Erstmals erwähnt wurden Saatzig und Jacobshagen in einer Urkunde vom 30. November
1336. darin heisst es: (deutsche Übersetzung aus dem Lateinischen)

"Wir Walter und Günter, 2 Ritter, Hartwig, der jüngere Günter, Henning, Kerstel,
Jonas, Matthäus und Henning, der Sohn des Volzekin, Knappen, ferner alle und jede
genannt von Güntersberg, die im Lande Ravenstein wohnen, sowie Henning von Pansin,
Ritter, und Dietrich, Siegfried und Heinrich, Knappen, Brüder, genannt von Stegelitz,
bekunden, indem wir es durch Gegenwärtiges öffentlich bekennen, daß wir nach Beratschlagung
und Übereinstimmung der erlauchten Herrin, Frau Elisabeth, Bogislaw, Barnim und Wratislaw,
deren Söhnen, Geschwistern, den Herzögen von Stettin, Pommern, Slavien und Kassubien
und Fürsten von Rügen, unseren erbberechtigten Herren, zugleich mit unserer, des
Ritters Henning von Pansin Burg, genannt Barskewitz, und mit unserer der vorgenannten
Brüder von Stegelitz Burg Sazick und Stadt Jacobsjagen gehuldigt haben, indem wir
dieselben als unsere wahren, erbberechtigten Herren wieder annehmen, auch unsere
vorher erwähnten Befestigungen und insgesamt alle unsere Güter, welche in deren Herrschaft
gelegen sind, zu rechtem Lehen von ihnen empfangen. Wir werden der Herrschaft für
ewige Zeiten standhaft mit unserer ganzen Kraft beistehen, auch zu allen Diensten
in allen ihren Notfällen willig sein, in Residenzpflicht und gehorsam auch unsere
vorgenannten Befestigungen und solche, die wir etwa künftig im Gebiet dieser unserer
Herrschaft mit ihrer Erlaubnis und Genehmigung erbauen, zu allen ihren Bedürfnissen,
zum Zu- und Ausgang bei denselben, zum Aufenthalt und Verweilen und zur Verteidigung
gegen jedermann offen halten; auch dürfen wir weder jetzt noch in Zukunft uns mit
den erwähnten Befestigungen irgendwelchen anderen Herren gegenüber verpflichten,
und werden uns unserer genannten Herrschaft weder entfremden noch von ihr abgehen
oder das Verhältnis ändern. Wenn ferner die Herzöge Otto und Barnim von Stettin die
Geldsummen, die sie uns rechtmässig schulden, zum Rückkauf des Landes Stargards bedürfen,
so sollen wir sie ihnen bereitwillig dafür gönnen.
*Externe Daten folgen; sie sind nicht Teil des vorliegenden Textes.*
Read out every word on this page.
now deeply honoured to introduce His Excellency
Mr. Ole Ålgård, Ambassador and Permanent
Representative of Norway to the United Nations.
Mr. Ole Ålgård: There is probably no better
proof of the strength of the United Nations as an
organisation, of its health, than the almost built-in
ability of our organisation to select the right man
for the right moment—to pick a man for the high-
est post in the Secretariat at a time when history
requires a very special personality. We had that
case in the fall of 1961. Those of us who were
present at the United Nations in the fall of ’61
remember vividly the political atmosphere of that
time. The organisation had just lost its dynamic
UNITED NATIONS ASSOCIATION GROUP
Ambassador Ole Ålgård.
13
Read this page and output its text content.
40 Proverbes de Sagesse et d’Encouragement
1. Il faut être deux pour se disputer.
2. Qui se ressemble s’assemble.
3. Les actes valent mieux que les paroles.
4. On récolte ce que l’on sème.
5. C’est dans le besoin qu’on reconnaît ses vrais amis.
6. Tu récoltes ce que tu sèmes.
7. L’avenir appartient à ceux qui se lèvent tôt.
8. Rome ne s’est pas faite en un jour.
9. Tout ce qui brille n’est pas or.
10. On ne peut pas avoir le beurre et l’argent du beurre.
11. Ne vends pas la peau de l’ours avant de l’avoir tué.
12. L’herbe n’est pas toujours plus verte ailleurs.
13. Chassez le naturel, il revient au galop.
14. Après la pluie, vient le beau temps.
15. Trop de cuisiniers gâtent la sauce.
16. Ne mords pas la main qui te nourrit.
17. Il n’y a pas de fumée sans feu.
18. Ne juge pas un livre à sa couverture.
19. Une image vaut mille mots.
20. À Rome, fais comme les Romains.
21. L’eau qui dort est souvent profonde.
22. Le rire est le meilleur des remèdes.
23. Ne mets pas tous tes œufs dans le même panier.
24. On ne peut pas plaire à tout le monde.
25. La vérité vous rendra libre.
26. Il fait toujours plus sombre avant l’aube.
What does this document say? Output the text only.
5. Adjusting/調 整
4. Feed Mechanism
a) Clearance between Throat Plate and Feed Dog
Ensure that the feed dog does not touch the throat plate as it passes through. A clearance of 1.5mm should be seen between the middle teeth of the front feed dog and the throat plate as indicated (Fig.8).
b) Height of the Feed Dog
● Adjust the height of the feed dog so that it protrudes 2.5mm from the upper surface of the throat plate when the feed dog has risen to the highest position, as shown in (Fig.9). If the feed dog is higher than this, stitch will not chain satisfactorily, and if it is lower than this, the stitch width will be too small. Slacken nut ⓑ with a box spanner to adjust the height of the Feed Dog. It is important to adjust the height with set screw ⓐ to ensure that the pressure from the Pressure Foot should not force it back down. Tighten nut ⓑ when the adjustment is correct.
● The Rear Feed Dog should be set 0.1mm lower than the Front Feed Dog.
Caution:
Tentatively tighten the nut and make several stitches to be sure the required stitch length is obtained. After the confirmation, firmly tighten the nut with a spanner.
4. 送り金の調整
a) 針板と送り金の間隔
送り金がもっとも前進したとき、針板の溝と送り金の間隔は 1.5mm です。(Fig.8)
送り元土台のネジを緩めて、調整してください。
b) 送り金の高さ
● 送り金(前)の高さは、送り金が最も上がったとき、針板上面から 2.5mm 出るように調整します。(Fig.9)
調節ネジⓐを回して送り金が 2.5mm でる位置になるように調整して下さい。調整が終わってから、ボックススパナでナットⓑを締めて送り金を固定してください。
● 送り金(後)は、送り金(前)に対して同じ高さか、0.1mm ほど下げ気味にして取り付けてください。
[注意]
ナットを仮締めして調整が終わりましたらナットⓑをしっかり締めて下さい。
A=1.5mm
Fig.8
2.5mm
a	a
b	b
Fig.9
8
Zur hinreichenden Bekräftigung
des Vorstehenden sind der vorliegenden Urkunde unsere vorgenannten Siegel angehängt
worden.
Gegeben in der Stadt Massow im Jahre des Herrn 1336 am Tage des glorreichen
Apostels Andreas".
1. Nach Weisker, Slavische Sprachreste, heisst "sad" Gericht, "ig" ist Verkleinerungssilbe.
1457 heisst es Satzke, 1478 Szaske. Auch hier ist wohl die Silbe "ke" Verkleinerungssilbe.
Hiernach wäre "Saatzig" eine kleine Gerichtsstätte.
2. "sad" heisst aber auch Pflanzung, "siek" = abhauen. "Sadsiek" wäre also eine "abgehauene
Pflanzung". Hier war früher ein mächtiger Wald. Fast alle Ortschaften der Umgegend
haben Wald- oder Tiernamen wie Tornow ("Dornburg"), Büche, Voßberg, Freienwalde,
Rehwinkel, Falkenwalde und alle "Hagen"-Orte wie Jacobshagen, Langenhagen, Stolzenhagen,
Ziegenhagen ("hag" = Hecke, Dorngesträuch).

Der Saatziger See, welcher früher bis dicht an den südöstlichen Außenwall heranreichte,
wird von der "Gestohlenen Ihna" durchflossen. Der Name "Ihna" kommt früher als der
Name "Saatzig" vor. In der Gründungsurkunde des Klosters Marienfließ heisst es am
2. November 1248: "quo Ina fluvius profluit". Es gibt noch die Schreibweisen "Yna"
und "Ino". Nach Beyersdorf kommt "Ihna" von dem slawischen Wort "jina" = "die Junge".